The 914 had some great features integrated in it which demonstrated the attention to detail that had gone into designing the car. For example, each headlamp unit was operated by an electric motor. However, for contingencies, a provision for manual operation had been provided. Both methods of operation were designed to easily break the thickest coat of ice in the cold weather. Further, Porsche provided a safety panel which gave way to prevent harm to unwary fingers caught while the lamps were closing. Another feature was a foldable handbrake which did not foul while entering or leaving the car as it was provided on the outboard side of the driver’s seat.
The 914 was originally launched with two engine options. A naturally aspirated, air-cooled four-cylinder petrol flat boxer engine which displaced 1,679 cc (102.5 cu-inch) and generated 79 BHP at 4,900 rpm while breathing through two valves per cylinder. It generated torque of 136 N-m (100 lb-ft) at 2,700 rpm. This engine was sold as the VW-Porsche in Europe. This engine, operated through a 5-speed manual transmission could push the 940 kg (2,072 lbs) 914 to a top speed of 186.5 km/h (115.9 mph). The 136 N-m torque allowed it to reach a speed of 100 km/h in 13.3 seconds. The second option at the time of launch was also air-cooled. It was a naturally aspirated six-cylinder petrol flat boxer engine which displaced 1,991 cc (121.5 cu-inch). This engine breathed through two valves per cylinder to produced 109 BHP of power at 5,800 rpm and 160 N-m (118 lb-ft) of torque at 4,200 rpm. The larger engine increased the weight of the car by 45 kgs making it tip the scales at 985 kg (2,172 lbs). This six-cylinder engine transferred the torque to the rear wheels using either a five-speed manual or a four-speed automatic transmission. It could push the 914 to a top speed of 207 km/h (129 mph). The acceleration from 0 to 100 km/h was achieved in 8.7 seconds. However, this car was expensive and did not sell more than 3,332 cars while the four-cylinder version sold 115,646 cars. Later versions of the car were offered with four-cylinder 1.8 litre and 2.0 litre engines which produced 84 BHP at 99 BHP repectively.
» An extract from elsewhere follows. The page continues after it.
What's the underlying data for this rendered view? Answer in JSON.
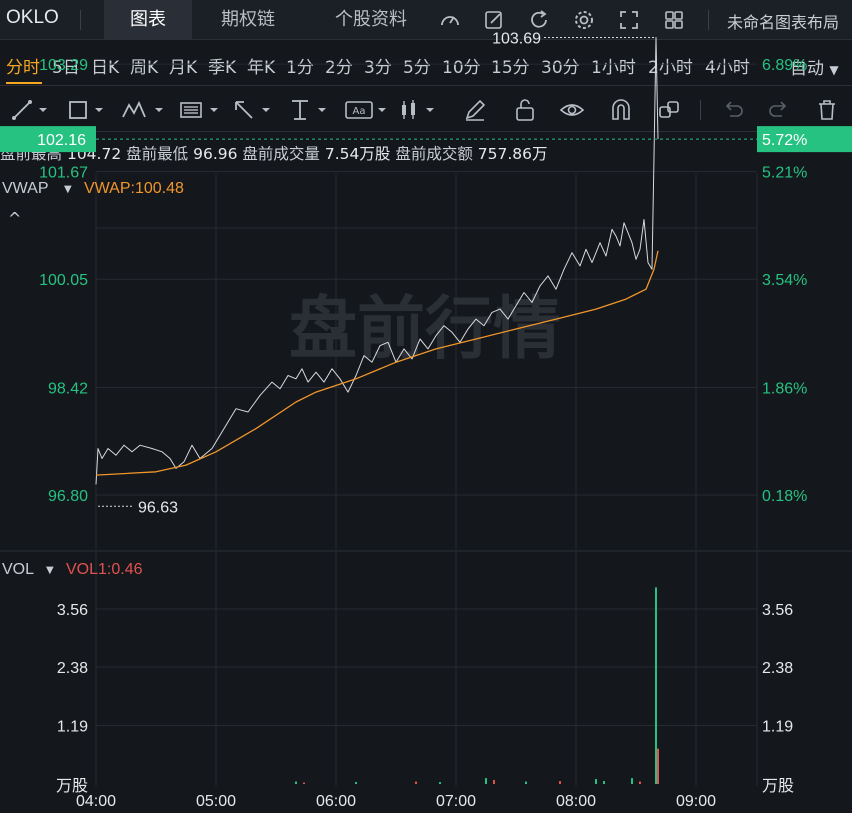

The Porsche 914 experienced motorsport fame when Claude Ballot-Lena and Guy Chasseuil won the GTS class at the Le Mans 24 Hours in 1970. This race had multi-class racing meaning the 914 was pitched against Porsche’s legendary 917K and 908s in the same race. Despite such competition, the 914 managed 6th place overall beating bigger and more powerful machines from Ferrari and Matra’s works squads.